Первый пилот взглянул вправо от себя и хмыкнул. Они все еще держались на высоте тысяча футов на этом участке патрулирования на пути назад, в Ки-Уэст, и лодку внизу было прекрасно видно.
— Похоже, она дрейфует, — сказал он Дайэлу.
— Я тоже так подумал.
— Давай немного снизимся, чтобы получше разглядеть. — Он замолк и нажал кнопку внутренней связи. — Фотограф, это пилот.
— Да?
— Самуэль, по стрелке на час дня на расстоянии двух миль от нас дрейфует лодка. Собираемся снизиться, чтобы посмотреть на нее поближе. Сделайте несколько снимков!
— Конечно, сэр!
— Она справа от нас. Можете снять ее, когда я накреню самолет. После связи приготовьтесь.
— Есть приготовиться, сэр.
— Смотрите в оба. Мы сравним впечатления после захода. Пошли, Мюррей.
Он подался, сдерживаемый ремнями вперед, и самолет начал спуск, ловя крыльями солнечные блики. По мере снижения лодка стала отчетливее вырисовываться на поверхности моря. Рандажио разглядел номера на ее носу и размахивающего руками человека, который стоял в открытом пространстве кокпита. Самолет сильно накренился вправо и начал снова набирать высоту.
— Сделаем еще один заход, — сказал Рандажио. — На этот раз слева. Ноулес!
— Да, сэр?
— Попробуйте связаться с ними.
— Есть, сэр, — отрапортовал связист. — Сэр, это не та лодка из Бимини?
— Не думаю, — сказал в микрофон Рандажио. — Мюррей, что у нас там насчет той шлюпки из Бимини?
— Голубая, длиной в пятьдесят футов, с двойным двигателем типа «кадиллак», — ответил Дайэл.
— Сэр? — включился Пеннер, механик.
— Слушаю, Пеннер.
— В ней нет пятидесяти футов.
— Полагаю, тридцать — тридцать пять, не больше, — сказал Рандажио.
— Двадцать семь, сэр, — уточнил Пеннер.
— Коричневый корпус с белой ватерлинией, сэр, — сказал второй механик, Акадиа.
— Понял. Кто-нибудь разобрал номера?
— Кажется, шесть-ноль-два-четыре, — сказал Дайэл.
— Я вижу тот же номер. Самуэль, вы что-нибудь сняли?
— Думаю, да, сэр. Вы хотите еще раз сделать правый крен?
— Так точно.
— Я готов, сэр.
— А вот и мы! — сказал Рандажио и бросил самолет во второй заход. Он зашел слева в каких-нибудь пятидесяти футах над уровнем моря, затем накренился вправо и начал подниматься.
— Ее название — «Золотое руно», сэр, — сказал Пеннер.
— Точно, я тоже видел, — подтвердил Акадиа.

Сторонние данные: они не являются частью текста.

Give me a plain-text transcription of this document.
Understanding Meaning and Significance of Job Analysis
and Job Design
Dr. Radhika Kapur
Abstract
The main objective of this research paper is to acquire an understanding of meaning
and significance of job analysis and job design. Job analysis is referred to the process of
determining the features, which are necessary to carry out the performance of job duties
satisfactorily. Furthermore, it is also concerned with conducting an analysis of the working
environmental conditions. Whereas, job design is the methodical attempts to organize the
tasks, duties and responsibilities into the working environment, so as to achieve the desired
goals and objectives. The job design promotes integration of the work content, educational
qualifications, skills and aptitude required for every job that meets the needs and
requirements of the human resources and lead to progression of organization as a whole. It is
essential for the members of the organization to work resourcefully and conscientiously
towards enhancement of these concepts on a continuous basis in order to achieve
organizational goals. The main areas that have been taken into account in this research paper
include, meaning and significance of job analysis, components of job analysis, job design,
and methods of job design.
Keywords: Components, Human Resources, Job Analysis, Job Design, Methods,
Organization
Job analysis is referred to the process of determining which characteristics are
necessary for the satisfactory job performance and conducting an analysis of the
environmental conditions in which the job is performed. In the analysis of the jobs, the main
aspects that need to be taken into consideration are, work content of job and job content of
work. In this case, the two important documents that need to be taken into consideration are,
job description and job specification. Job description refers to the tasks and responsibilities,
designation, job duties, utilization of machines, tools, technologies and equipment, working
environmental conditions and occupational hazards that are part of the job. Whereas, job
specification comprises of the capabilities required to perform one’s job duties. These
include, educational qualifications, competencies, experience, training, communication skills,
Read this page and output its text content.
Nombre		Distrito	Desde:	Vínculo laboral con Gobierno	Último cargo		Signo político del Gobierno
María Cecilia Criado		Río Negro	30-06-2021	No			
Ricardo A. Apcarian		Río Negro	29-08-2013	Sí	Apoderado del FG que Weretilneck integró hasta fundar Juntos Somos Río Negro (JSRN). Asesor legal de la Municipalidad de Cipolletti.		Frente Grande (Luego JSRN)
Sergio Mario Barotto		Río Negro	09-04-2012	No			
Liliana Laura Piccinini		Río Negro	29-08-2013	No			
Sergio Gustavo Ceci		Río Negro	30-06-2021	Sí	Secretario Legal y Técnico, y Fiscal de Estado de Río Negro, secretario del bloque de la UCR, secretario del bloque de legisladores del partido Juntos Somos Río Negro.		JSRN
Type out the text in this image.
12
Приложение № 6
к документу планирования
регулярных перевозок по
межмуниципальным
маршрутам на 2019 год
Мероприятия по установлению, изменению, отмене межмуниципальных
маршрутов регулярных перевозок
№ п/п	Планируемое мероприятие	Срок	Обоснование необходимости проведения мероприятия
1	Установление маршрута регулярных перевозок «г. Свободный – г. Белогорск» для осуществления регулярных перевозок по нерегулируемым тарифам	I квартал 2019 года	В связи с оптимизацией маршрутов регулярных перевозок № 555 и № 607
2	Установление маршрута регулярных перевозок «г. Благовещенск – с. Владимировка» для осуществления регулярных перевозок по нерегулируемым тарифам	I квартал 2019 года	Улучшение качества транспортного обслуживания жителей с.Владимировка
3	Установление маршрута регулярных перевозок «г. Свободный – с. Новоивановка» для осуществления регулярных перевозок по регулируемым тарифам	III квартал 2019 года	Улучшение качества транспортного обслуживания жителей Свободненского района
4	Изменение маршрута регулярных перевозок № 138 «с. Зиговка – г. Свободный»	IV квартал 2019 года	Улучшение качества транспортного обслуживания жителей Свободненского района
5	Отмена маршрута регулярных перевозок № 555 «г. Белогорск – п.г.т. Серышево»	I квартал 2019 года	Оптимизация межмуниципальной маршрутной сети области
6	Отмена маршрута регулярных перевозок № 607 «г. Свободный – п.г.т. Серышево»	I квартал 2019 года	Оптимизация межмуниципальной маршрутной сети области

— В списке морских судов не значится, — прогнусавил Дайэл, подражая манере дежурного в справочной службе, и засмеялся.
— Что думаешь, Мюррей?
— Полагаю, у них какая-то проблема. Этот парень продолжал размахивать руками и во время второго захода.
— Сэр, вы заметили на нем спасательный жилет?
— Ноулес, вам удалось с ней связаться?
— Нет, сэр.
— Тогда придется спустить записку. Пеннер!
— Да, сэр?
— Принесите лист бумаги.
— Есть, сэр.
— Бери управление, Мюррей, — сказал Рандажио, освободил штурвал и вытянул карандаш из узкого длинного кармашка на рукаве летного костюма. Появился Пеннер с пачкой листов бумаги на дощечке. Теперь самолет вел второй пилот, Дайэл, а Рандажио положил дощечку на колени и написал: «Если у вас кончилось топливо или есть еще какие-нибудь неполадки, поднимите вверх одну руку. Если вам нужна медицинская помощь, поднимите обе руки».
— Вот пенал для записки, сэр, — сказал Пеннер.